The laws and regulations governing the healthcare industry are complex covering, among other things, government healthcare participation requirements, licensure, certification and accreditation, privacy of patient information, reimbursement for patient services as well as fraud and abuse compliance. These laws and regulations are constantly evolving and expanding. Further, the Affordable Care Act has added additional obligations on healthcare providers to report and refund overpayments by government healthcare programs and authorizes the suspension of Medicare and Medicaid payments “pending an investigation of a credible allegation of fraud.” We monitor our business and have developed an ethics and compliance program with respect to these complex laws, rules and regulations. Although we believe our policies, procedures and practices comply with government regulations, there is no assurance that we will not be faced with the sanctions referenced above which include fines, penalties and/or substantial damages, repayment obligations, payment suspensions, licensure revocation, and expulsion from government healthcare programs. Even if we were to ultimately prevail in any action brought against us or our facilities or in responding to any inquiry, such action or inquiry could have a material adverse effect on us.

The outcome of any current or future litigation or governmental or internal investigations, including the matters described above, cannot be accurately predicted, nor can we predict any resulting penalties, fines or other sanctions that may be imposed at the discretion of federal or state regulatory authorities. We record accruals for such contingencies to the extent that we conclude it is probable that a liability has been incurred and the amount of the loss can be reasonably estimated. No estimate of the possible loss or range of loss in excess of amounts accrued, if any, can be made at this time regarding the matters specifically described above because the inherently unpredictable nature of legal proceedings may be exacerbated by various factors, including, but not limited to: (i) the damages sought in the proceedings are unsubstantiated or indeterminate; (ii) discovery is not complete; (iii) the proceeding is in its early stages; (iv) the matters present legal uncertainties; (v) there are significant facts in dispute; (vi) there are a large number of parties, or; (vii) there is a wide range of potential outcomes. It is possible that the outcome of these matters could have a material adverse impact on our future results of operations, financial position, cash flows and, potentially, our reputation.

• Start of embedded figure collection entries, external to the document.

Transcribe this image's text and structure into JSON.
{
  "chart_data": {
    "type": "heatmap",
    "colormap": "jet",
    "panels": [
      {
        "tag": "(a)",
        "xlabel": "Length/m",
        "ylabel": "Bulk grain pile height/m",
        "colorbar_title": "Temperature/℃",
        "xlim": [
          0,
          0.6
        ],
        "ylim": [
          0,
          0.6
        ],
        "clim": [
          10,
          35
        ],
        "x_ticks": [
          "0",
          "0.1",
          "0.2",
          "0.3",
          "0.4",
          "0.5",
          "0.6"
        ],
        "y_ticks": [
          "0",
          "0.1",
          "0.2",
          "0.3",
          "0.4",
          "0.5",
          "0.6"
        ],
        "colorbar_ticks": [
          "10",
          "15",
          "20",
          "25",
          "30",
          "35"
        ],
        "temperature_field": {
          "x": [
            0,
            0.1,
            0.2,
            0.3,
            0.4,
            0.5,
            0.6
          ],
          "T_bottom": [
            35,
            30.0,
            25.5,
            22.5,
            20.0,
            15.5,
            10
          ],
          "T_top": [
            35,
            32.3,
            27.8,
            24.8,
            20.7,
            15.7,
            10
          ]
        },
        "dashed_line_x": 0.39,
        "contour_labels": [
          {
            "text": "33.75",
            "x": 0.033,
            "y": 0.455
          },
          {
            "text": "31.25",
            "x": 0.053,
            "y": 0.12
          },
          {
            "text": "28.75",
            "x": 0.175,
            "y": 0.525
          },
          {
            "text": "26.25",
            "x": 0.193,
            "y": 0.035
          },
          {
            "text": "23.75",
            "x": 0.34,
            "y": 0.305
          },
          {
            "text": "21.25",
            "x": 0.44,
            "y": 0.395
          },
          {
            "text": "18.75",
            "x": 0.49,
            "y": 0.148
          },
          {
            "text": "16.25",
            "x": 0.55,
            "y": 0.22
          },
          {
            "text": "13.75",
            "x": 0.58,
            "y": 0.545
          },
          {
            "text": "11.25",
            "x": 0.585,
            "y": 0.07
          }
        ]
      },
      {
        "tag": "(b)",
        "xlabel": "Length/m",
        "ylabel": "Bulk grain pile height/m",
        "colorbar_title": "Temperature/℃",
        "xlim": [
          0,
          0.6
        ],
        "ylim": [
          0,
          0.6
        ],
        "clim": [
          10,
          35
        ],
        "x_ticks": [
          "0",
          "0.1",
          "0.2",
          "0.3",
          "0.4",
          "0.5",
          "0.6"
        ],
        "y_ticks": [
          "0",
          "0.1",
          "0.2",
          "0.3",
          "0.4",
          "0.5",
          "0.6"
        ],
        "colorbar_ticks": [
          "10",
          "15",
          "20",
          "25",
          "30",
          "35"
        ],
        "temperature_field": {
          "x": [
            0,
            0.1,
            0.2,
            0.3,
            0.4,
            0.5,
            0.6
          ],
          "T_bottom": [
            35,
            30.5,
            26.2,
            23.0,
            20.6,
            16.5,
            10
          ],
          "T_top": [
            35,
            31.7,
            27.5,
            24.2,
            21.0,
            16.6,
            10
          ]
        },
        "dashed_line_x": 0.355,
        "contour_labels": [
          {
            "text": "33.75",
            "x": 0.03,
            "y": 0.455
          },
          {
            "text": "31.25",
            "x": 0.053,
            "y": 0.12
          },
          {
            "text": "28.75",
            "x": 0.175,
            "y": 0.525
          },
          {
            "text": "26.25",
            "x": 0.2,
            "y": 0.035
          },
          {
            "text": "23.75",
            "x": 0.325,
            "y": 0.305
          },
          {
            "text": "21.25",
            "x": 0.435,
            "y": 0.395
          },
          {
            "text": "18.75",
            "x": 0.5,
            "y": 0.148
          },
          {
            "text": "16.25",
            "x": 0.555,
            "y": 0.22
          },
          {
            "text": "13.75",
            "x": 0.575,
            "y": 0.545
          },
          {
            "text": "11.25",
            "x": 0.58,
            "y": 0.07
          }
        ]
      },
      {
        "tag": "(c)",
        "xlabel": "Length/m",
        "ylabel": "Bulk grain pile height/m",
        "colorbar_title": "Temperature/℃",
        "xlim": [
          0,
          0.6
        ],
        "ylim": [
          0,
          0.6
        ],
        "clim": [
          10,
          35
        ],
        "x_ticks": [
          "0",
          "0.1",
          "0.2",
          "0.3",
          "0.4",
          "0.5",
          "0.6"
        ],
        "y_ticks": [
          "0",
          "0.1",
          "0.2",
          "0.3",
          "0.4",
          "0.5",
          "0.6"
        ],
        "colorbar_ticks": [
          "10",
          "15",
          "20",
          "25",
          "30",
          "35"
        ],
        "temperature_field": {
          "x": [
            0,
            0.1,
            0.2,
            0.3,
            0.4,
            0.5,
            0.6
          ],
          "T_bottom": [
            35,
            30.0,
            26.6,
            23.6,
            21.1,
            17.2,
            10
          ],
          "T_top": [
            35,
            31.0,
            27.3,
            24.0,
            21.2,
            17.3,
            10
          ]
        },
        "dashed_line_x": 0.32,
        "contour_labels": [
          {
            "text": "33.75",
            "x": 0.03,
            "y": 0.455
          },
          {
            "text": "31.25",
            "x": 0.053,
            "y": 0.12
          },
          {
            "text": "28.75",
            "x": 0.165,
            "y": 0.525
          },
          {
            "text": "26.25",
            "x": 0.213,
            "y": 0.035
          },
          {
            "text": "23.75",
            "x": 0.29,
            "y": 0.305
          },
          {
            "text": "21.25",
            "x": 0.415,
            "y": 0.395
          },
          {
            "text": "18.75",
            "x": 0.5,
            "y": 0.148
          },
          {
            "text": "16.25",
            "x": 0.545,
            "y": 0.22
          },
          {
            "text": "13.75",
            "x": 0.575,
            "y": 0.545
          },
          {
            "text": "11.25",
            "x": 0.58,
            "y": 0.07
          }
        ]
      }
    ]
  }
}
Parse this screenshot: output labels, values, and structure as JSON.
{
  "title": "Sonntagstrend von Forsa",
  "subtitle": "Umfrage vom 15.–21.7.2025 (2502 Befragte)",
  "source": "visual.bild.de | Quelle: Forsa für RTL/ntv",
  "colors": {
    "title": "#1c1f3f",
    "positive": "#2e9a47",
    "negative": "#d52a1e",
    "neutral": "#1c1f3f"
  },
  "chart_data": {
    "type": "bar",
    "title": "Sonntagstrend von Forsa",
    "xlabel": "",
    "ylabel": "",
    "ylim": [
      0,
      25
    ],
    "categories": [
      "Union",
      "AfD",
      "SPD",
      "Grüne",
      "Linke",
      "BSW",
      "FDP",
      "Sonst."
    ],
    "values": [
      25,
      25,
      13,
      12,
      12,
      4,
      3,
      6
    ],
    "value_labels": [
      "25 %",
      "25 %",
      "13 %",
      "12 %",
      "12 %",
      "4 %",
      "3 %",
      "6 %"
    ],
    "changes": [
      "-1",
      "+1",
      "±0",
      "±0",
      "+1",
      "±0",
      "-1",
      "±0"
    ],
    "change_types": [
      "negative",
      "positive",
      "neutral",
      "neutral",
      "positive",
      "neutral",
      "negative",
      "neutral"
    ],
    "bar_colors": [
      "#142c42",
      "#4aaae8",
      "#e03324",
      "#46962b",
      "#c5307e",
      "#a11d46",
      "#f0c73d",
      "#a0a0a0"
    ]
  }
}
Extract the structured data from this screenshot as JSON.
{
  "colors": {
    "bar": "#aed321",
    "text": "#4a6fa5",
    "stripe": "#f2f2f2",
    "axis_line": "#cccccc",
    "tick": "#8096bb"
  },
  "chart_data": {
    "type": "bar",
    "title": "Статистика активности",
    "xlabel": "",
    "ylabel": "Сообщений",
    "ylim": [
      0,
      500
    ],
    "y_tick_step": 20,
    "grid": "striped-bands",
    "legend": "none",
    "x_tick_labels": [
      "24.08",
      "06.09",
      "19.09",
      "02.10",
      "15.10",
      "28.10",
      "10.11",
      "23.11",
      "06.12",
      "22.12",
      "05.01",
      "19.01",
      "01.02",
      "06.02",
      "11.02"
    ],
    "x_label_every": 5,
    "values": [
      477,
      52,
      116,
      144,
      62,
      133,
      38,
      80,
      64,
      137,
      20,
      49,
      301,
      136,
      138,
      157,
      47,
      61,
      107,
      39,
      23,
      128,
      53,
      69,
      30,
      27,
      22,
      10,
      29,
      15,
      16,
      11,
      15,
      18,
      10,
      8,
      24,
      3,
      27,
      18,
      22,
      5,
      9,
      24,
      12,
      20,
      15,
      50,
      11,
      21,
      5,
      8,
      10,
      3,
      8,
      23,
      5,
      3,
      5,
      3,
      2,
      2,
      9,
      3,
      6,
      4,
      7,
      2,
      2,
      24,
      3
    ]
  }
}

In addition, various suits and claims arising against us in the ordinary course of business are pending. In the opinion of management, the outcome of such claims and litigation will not materially affect our consolidated financial position or results of operations.

In addition to our long-term debt obligations as discussed in Note 4 - Long-Term Debt and our operating lease obligations as discussed in Note 7 - Lease Commitments, we have various other contractual commitments outstanding as of December 31, 2016 as follows: (i) other combined estimated future purchase obligations of $350 million related to a long-term contract with third-parties consisting primarily of certain revenue cycle data processing services for our acute care facilities ($101 million), expected future costs to be paid to a third-party vendor in connection with the ongoing operation of an electronic health records application and purchase implementation of a revenue cycle application for our acute care facilities ($247 million) and estimated minimum liabilities for physician commitments expected to be paid in the future ($2 million); (ii) estimated construction commitment of $43 million representing our share of the construction costs of two new behavioral health care facilities located in Pennsylvania and Washington that we are required to build pursuant to joint-venture agreements with third-parties; (iii) combined estimated future payments of $213 million related to our non-contributory, defined benefit pension plan ($194 million consisting of estimated payments through 2089) and other retirement plan liabilities ($19 million), and; (iv) accrued and unpaid estimated claims expense incurred in connection with our commercial health insurers and self-insured employee benefit plans ($90 million).